Scientists and policymakers evaluating a causal claim in a population are rarely interested exclusively in the specific populations they study. Rather, the attention devoted to a given subject population is justified by the hope that test results can be generalized to distinct populations. One looks at the effects of an educational policy in one school district with the hope of learning about its effectiveness in others. Drug testers evaluate the members of a trial population on the assumption that they are similar to future consumers of the drug. The existing literature on causal inference focuses on establishing the existence of causal relations in single populations and largely neglects the question of how one can extrapolate a causal claim from a study population to a target population. This dissertation aims to fill this gap in the literature.
Consider an educational intervention intended to raise SAT scores by reducing class size. The intervention is implemented in one city’s school system and it raises the average score. Will the effect of the intervention on scores generalize to other cities? This depends on how the cities differ. I begin by distinguishing between two ways that an observed population may differ from unobserved populations.
First, cities may differ in factors that influence class size. Provided that these factors only influence class size, such variation is unproblematic. This is because the causal relation between two variables C and E is not sensitive to changes that only influence C. This is a standard assumption of causal modeling techniques and I argue it can be independently motivated.
Second, cities may differ in background factors that influence SAT scores. For example, cities may differ in levels of parental education. This problem is especially difficult since there can be many such background factors, any of which can influence the effect of class size on education. I consider the three best-developed accounts of extrapolation – those of Nancy Cartwright and Jeremy Hardie, Daniel Steel, and Judea Pearl and Elias Bareinboim – and show that none of them are able to resolve this problem.

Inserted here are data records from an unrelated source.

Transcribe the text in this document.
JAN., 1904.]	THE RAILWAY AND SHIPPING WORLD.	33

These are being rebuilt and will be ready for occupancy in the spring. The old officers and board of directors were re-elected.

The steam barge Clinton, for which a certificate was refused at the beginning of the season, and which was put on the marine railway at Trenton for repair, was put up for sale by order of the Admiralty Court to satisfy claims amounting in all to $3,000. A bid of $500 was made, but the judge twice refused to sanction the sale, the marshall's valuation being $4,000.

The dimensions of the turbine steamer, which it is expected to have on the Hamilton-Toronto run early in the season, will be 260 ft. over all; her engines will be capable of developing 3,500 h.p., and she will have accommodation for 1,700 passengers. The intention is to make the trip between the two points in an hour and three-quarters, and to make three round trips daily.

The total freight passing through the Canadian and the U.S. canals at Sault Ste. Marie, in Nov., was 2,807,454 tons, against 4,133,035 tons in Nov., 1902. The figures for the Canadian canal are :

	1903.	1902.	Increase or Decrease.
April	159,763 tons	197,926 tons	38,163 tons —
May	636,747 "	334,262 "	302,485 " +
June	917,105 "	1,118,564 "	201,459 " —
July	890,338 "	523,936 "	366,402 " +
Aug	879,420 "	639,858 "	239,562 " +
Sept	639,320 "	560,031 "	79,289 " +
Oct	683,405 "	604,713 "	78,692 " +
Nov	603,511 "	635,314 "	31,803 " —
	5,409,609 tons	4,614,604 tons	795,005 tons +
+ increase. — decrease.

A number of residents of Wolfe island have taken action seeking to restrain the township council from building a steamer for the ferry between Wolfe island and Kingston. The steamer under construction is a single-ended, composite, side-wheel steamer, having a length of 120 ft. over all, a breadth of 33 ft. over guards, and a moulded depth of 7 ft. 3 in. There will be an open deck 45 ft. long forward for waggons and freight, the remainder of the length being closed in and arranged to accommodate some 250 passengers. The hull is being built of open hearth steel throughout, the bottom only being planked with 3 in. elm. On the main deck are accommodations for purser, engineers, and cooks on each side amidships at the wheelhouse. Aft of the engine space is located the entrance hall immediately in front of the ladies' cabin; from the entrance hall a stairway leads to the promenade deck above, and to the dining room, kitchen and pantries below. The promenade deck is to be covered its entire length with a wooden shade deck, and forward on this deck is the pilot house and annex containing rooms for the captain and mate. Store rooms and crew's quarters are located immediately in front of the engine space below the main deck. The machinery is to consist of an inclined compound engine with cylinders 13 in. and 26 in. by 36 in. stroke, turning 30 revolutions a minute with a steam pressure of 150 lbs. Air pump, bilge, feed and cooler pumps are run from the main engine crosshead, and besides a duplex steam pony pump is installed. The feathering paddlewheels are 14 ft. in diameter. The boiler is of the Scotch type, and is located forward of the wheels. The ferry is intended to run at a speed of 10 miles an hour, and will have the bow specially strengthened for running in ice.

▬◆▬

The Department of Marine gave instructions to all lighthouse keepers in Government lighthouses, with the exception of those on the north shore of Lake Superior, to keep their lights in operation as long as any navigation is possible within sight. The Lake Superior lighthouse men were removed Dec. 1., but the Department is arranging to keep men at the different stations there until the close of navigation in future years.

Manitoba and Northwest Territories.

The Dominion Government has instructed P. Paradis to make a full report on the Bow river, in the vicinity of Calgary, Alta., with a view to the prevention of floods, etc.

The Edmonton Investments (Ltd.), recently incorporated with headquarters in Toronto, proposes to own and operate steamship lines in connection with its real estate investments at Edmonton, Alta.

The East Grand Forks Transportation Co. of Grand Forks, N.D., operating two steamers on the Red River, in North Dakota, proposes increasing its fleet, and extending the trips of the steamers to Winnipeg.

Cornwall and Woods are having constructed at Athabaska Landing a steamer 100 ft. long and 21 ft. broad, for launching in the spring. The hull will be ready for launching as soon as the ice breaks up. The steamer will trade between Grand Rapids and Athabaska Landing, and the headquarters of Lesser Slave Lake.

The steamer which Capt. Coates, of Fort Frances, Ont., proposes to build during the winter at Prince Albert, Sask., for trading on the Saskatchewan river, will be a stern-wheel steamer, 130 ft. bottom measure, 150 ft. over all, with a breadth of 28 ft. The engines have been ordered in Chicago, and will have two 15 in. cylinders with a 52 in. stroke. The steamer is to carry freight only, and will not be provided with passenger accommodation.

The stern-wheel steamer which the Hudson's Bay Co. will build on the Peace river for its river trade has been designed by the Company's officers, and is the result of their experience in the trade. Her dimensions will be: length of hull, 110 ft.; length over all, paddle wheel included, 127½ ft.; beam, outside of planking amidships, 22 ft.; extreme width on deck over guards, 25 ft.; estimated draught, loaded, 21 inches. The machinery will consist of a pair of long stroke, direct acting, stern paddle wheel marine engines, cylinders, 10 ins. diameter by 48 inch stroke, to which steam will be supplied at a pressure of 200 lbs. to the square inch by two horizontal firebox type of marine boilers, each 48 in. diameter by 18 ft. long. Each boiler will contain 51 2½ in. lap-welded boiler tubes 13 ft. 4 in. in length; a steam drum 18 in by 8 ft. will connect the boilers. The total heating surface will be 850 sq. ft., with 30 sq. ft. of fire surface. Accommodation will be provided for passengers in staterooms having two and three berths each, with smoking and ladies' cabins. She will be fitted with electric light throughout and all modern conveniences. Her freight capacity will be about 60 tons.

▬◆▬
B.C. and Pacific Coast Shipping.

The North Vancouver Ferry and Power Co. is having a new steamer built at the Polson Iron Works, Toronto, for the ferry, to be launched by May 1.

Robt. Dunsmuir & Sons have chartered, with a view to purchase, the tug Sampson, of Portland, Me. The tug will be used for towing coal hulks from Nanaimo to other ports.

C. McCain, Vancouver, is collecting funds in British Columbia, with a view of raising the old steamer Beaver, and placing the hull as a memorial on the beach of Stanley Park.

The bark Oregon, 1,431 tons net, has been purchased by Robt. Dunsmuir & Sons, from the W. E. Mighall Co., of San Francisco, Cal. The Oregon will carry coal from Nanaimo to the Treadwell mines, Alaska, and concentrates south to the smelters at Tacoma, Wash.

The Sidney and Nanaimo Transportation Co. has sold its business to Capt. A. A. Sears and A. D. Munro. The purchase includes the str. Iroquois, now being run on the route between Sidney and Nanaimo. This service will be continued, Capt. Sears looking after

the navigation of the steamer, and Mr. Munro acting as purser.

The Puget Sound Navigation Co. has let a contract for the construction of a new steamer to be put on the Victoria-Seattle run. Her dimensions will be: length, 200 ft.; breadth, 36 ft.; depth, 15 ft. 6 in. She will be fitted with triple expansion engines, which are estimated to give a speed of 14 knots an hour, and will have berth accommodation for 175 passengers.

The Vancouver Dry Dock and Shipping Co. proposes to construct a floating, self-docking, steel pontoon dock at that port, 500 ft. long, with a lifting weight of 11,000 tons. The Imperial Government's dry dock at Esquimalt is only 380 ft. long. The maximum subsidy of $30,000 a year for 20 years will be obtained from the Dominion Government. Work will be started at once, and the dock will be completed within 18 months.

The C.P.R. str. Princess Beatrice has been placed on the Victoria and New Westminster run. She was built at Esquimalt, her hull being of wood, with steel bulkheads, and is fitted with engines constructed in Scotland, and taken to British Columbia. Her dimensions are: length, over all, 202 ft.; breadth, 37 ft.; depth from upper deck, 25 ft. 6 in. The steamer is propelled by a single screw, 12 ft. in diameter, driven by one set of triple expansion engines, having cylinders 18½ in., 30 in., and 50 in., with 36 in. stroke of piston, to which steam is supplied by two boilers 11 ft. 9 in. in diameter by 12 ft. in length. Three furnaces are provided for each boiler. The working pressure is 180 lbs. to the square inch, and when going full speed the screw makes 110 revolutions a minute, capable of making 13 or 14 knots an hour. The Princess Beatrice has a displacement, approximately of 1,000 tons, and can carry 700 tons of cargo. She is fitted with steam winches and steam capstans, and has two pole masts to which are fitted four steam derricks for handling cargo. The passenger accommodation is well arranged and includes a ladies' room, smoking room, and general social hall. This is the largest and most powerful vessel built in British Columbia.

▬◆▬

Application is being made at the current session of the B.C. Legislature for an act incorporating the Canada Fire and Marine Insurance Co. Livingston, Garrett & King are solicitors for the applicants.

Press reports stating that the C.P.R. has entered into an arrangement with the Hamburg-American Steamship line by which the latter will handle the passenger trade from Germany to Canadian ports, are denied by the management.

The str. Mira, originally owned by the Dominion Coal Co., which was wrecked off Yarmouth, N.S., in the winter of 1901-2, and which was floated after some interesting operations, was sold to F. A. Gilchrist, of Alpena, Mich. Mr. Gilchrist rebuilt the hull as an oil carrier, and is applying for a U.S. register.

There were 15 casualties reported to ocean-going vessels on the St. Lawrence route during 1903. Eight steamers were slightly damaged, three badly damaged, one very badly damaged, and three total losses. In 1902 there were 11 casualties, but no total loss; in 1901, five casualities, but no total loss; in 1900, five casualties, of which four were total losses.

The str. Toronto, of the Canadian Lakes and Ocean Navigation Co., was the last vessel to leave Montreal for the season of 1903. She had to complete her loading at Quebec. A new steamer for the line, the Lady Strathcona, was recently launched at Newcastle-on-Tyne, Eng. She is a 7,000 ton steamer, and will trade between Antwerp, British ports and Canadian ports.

I present two strategies for addressing variation in background factors. First, I argue that prior accounts have been limited by their assuming that extrapolation is a deductive inference problem. That is, they consider whether premises about how populations differ entail that a (type-level) causal relation obtains in the unobserved population. I argue that any approach to extrapolation must also allow for inductive inferences that tell one when discovering a causal relation in a population counts as evidence for its existence in other populations. I show how these inferences can be represented within existing causal modeling frameworks.

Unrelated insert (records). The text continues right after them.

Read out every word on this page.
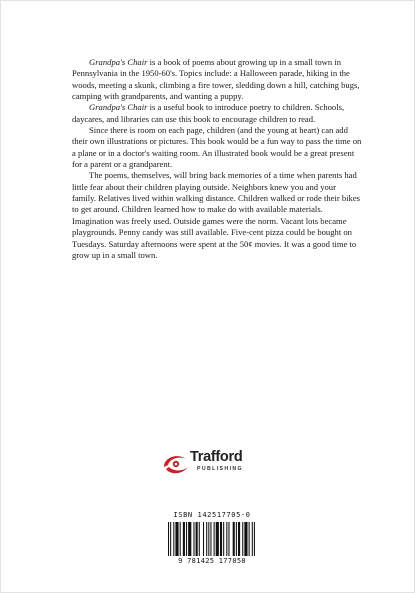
Grandpa's Chair is a book of poems about growing up in a small town in Pennsylvania in the 1950-60's. Topics include: a Halloween parade, hiking in the woods, meeting a skunk, climbing a fire tower, sledding down a hill, catching bugs, camping with grandparents, and wanting a puppy.

Grandpa's Chair is a useful book to introduce poetry to children. Schools, daycares, and libraries can use this book to encourage children to read.

Since there is room on each page, children (and the young at heart) can add their own illustrations or pictures. This book would be a fun way to pass the time on a plane or in a doctor's waiting room. An illustrated book would be a great present for a parent or a grandparent.

The poems, themselves, will bring back memories of a time when parents had little fear about their children playing outside. Neighbors knew you and your family. Relatives lived within walking distance. Children walked or rode their bikes to get around. Children learned how to make do with available materials. Imagination was freely used. Outside games were the norm. Vacant lots became playgrounds. Penny candy was still available. Five-cent pizza could be bought on Tuesdays. Saturday afternoons were spent at the 50¢ movies. It was a good time to grow up in a small town.

Trafford
PUBLISHING
ISBN 142517705-0
9 781425 177058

My second strategy for addressing variation in background factors is to measure variables that are causally intermediate between class size and SAT scores. These variables are called mediators. Perhaps reduced class size increases SAT scores in part by causing students to spend more time on homework. If so, then the intervention on class size might not work as well in cities where students devote their afterschool time to sporting events rather than homework. Measuring a mediator allows one to distinguish between the variation due to factors influencing the mediator and the variation due to factors influencing the effect variable (SAT scores). Measuring mediators therefore enables one to make more reliable cross-population predictions.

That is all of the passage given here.